Cerita Aya.
Tentang penderitaan dan pengorbanan...
Pagi ini sungguh cerah. Sinar matahari masuk menyinari kamar tempatku di rawat. Sesekali tirai jendela berayun-ayun dipermainkan angin yang menerobos masuk membelai wajahku.
Tapi aku hanya diam membisu. Aku tak menikmati pemandangan yang tersaji di balik jendela. Aku hanya diam membisu memandang hampa dengan segala pikiran yang bermain di kepala dan segenap perasaan yang berkecamuk di dada.
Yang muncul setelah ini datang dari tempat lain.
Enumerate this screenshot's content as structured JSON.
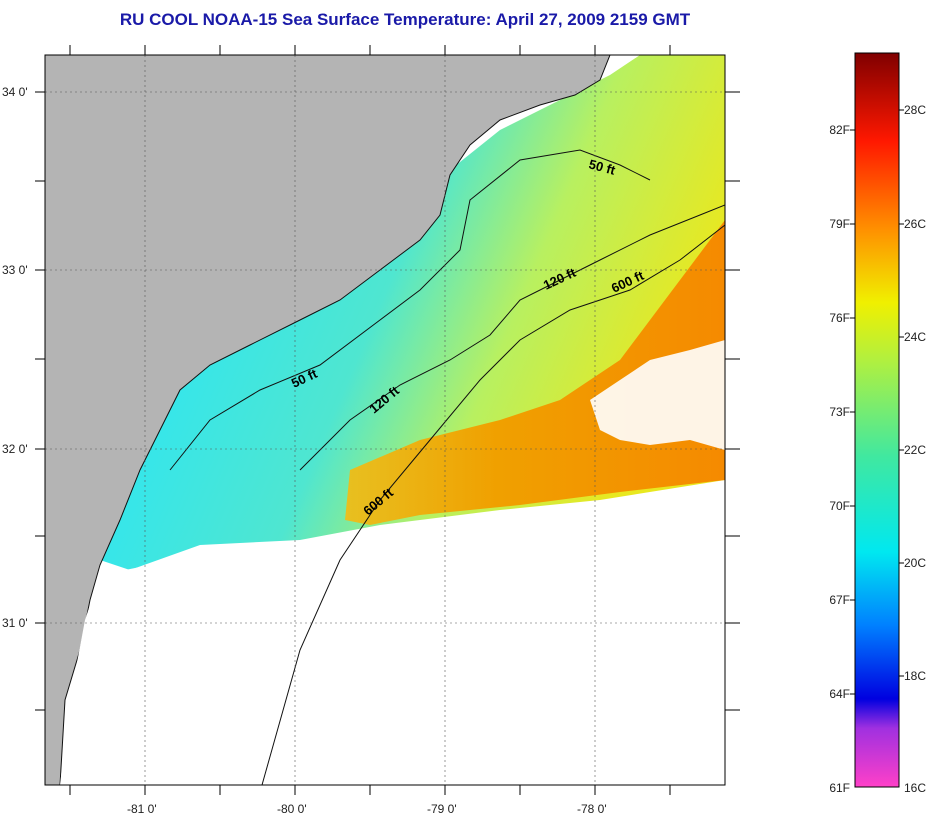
{
  "title": "RU COOL  NOAA-15  Sea Surface Temperature:  April 27, 2009 2159 GMT",
  "map": {
    "lat_labels": [
      "34 0'",
      "33 0'",
      "32 0'",
      "31 0'"
    ],
    "lon_labels": [
      "-81 0'",
      "-80 0'",
      "-79 0'",
      "-78 0'"
    ],
    "isobath_labels": [
      "50 ft",
      "120 ft",
      "600 ft",
      "50 ft",
      "120 ft",
      "600 ft"
    ]
  },
  "colorbar": {
    "fahrenheit_labels": [
      "82F",
      "79F",
      "76F",
      "73F",
      "70F",
      "67F",
      "64F",
      "61F"
    ],
    "celsius_labels": [
      "28C",
      "26C",
      "24C",
      "22C",
      "20C",
      "18C",
      "16C"
    ]
  },
  "colors": {
    "title": "#1a1aa8",
    "land": "#b4b4b4",
    "cloud": "#ffffff",
    "water_cool": "#2fe0f0",
    "water_warm": "#f0a000"
  }
}
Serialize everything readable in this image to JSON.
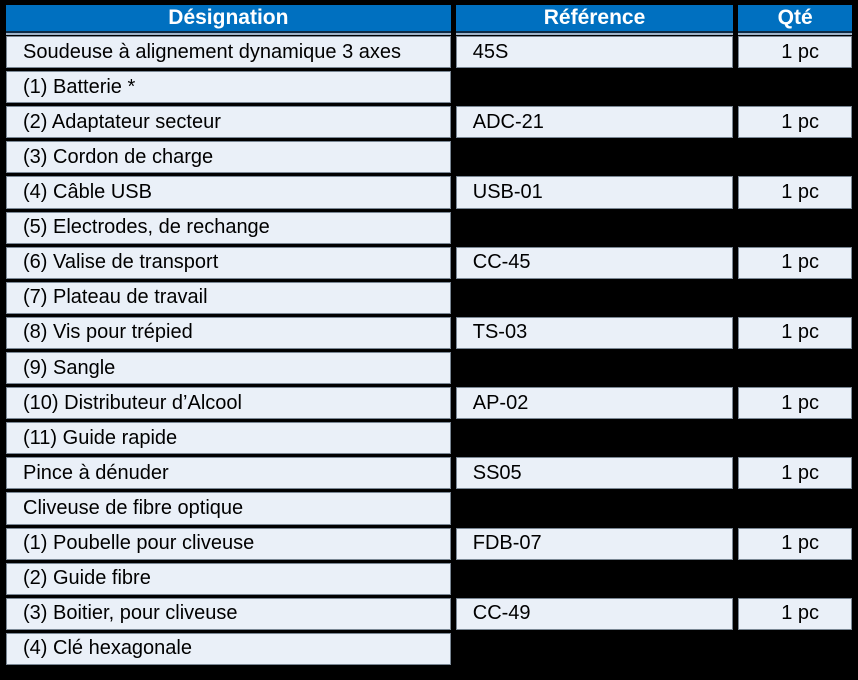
{
  "table": {
    "columns": [
      "Désignation",
      "Référence",
      "Qté"
    ],
    "rows": [
      {
        "designation": "Soudeuse à alignement dynamique 3 axes",
        "reference": "45S",
        "qty": "1 pc"
      },
      {
        "designation": "(1) Batterie *",
        "reference": "",
        "qty": ""
      },
      {
        "designation": "(2) Adaptateur secteur",
        "reference": "ADC-21",
        "qty": "1 pc"
      },
      {
        "designation": "(3) Cordon de charge",
        "reference": "",
        "qty": ""
      },
      {
        "designation": "(4) Câble USB",
        "reference": "USB-01",
        "qty": "1 pc"
      },
      {
        "designation": "(5) Electrodes, de rechange",
        "reference": "",
        "qty": ""
      },
      {
        "designation": "(6) Valise de transport",
        "reference": "CC-45",
        "qty": "1 pc"
      },
      {
        "designation": "(7) Plateau de travail",
        "reference": "",
        "qty": ""
      },
      {
        "designation": "(8) Vis pour trépied",
        "reference": "TS-03",
        "qty": "1 pc"
      },
      {
        "designation": "(9) Sangle",
        "reference": "",
        "qty": ""
      },
      {
        "designation": "(10) Distributeur d’Alcool",
        "reference": "AP-02",
        "qty": "1 pc"
      },
      {
        "designation": "(11) Guide rapide",
        "reference": "",
        "qty": ""
      },
      {
        "designation": "Pince à dénuder",
        "reference": "SS05",
        "qty": "1 pc"
      },
      {
        "designation": "Cliveuse de fibre optique",
        "reference": "",
        "qty": ""
      },
      {
        "designation": "(1) Poubelle pour cliveuse",
        "reference": "FDB-07",
        "qty": "1 pc"
      },
      {
        "designation": "(2) Guide fibre",
        "reference": "",
        "qty": ""
      },
      {
        "designation": "(3) Boitier, pour cliveuse",
        "reference": "CC-49",
        "qty": "1 pc"
      },
      {
        "designation": "(4) Clé hexagonale",
        "reference": "",
        "qty": ""
      }
    ]
  },
  "colors": {
    "header_bg": "#0070C0",
    "header_text": "#FFFFFF",
    "cell_bg": "#EAF0F8",
    "frame": "#000000"
  }
}
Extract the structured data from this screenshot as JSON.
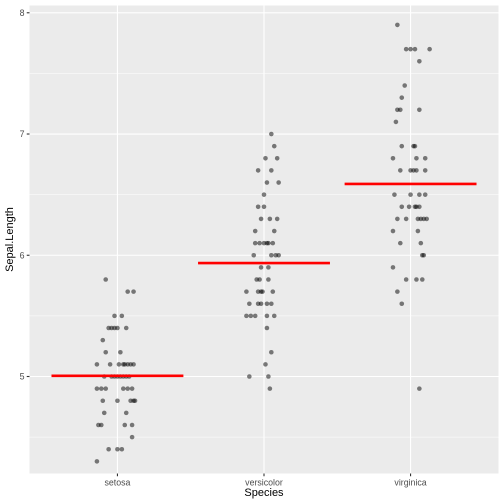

Sudah lebih dari satu minggu aku terbaring di sini, di kamar vip rumah sakit. Di lengan kiriku menancap selang infus bersama selang oksigen di hidungku.
Aku sendiri tak tahu apa sebenarnya penyakitku. Keterangan dokter yang memberitahukan apa penyakitku pada orang tuaku tak aku dengarkan. Aku tak mahu tahu. Dan aku juga tak berminat untuk tahu.
Yang aku rasakan saat ini adalah ada yang hilang dari dadaku. Seolah-olah ada sesuatu yang telah terenggut paksa dari hatiku tanpa tersisa sedikitpun untukku. Dan aku tahu apa itu.
Orang yang aku cintai pergi meninggalkanku. Meninggalkanku sendiri merasakan kepedihan yang tak pernah aku bayangkan akan sesakit ini. Pergi membawa seluruh cinta dan sayangku yang ku berikan padanya sebagai lelaki pertama yang mengenalkan cinta padaku.
Aku tahu kalau sebenarnya itu bukan keinginannya. Aku juga tahu kalau sebenarnya dia dipaksa oleh orang tuaku untuk meninggalkanku karena orang tuaku tak menyetujui hubungan kami. Hubungan yang telah terjalin begitu indah dan memberikan kesan yang sangat mendalam di hatiku.
Semua bermula saat orang tuaku menginginkanku segera menikah agar terhindar dari fitnah. Dan aku sangat gembira mendengarkannya karena aku telah memiliki pilihanku sendiri.
Namun aku terkejut saat mendapati kenyataan bahwa ternyata orang tuaku telah menjodohkan aku dengan seseorang yang sama sekali tak aku kenal.
Aku sedih. Aku kecewa. Aku ingin memilih seseorang yang memang ku cintai. Yang selama ini mengisi relung hatiku. Menghiasi malamku dengan mimpi-mimpi indah. Yang selalu memberikan rasa nyaman saat aku berada disisinya.
“Umi ingin memilihkan pasangan yang terbaik untuk Aya.” Kata umiku saat itu. “Tapi bukan dia.”
“Tapi kenapa, umi? Bukankah kekasih Aya sudah bekerja dan telah menyelesaikan kuliahnya?”
Umiku mendengus sinis. “Tapi bukan dengan orang yang tak jelas seperti itu.”
“Kekasih Aya bukan orang yang tak jelas, umi. Kekasih Aya sudah bekerja dan telah menyelesaikan kuliahnya. Dia juga berasal dari keluarga baik-baik dan taat beragama. Sama seperti kita.”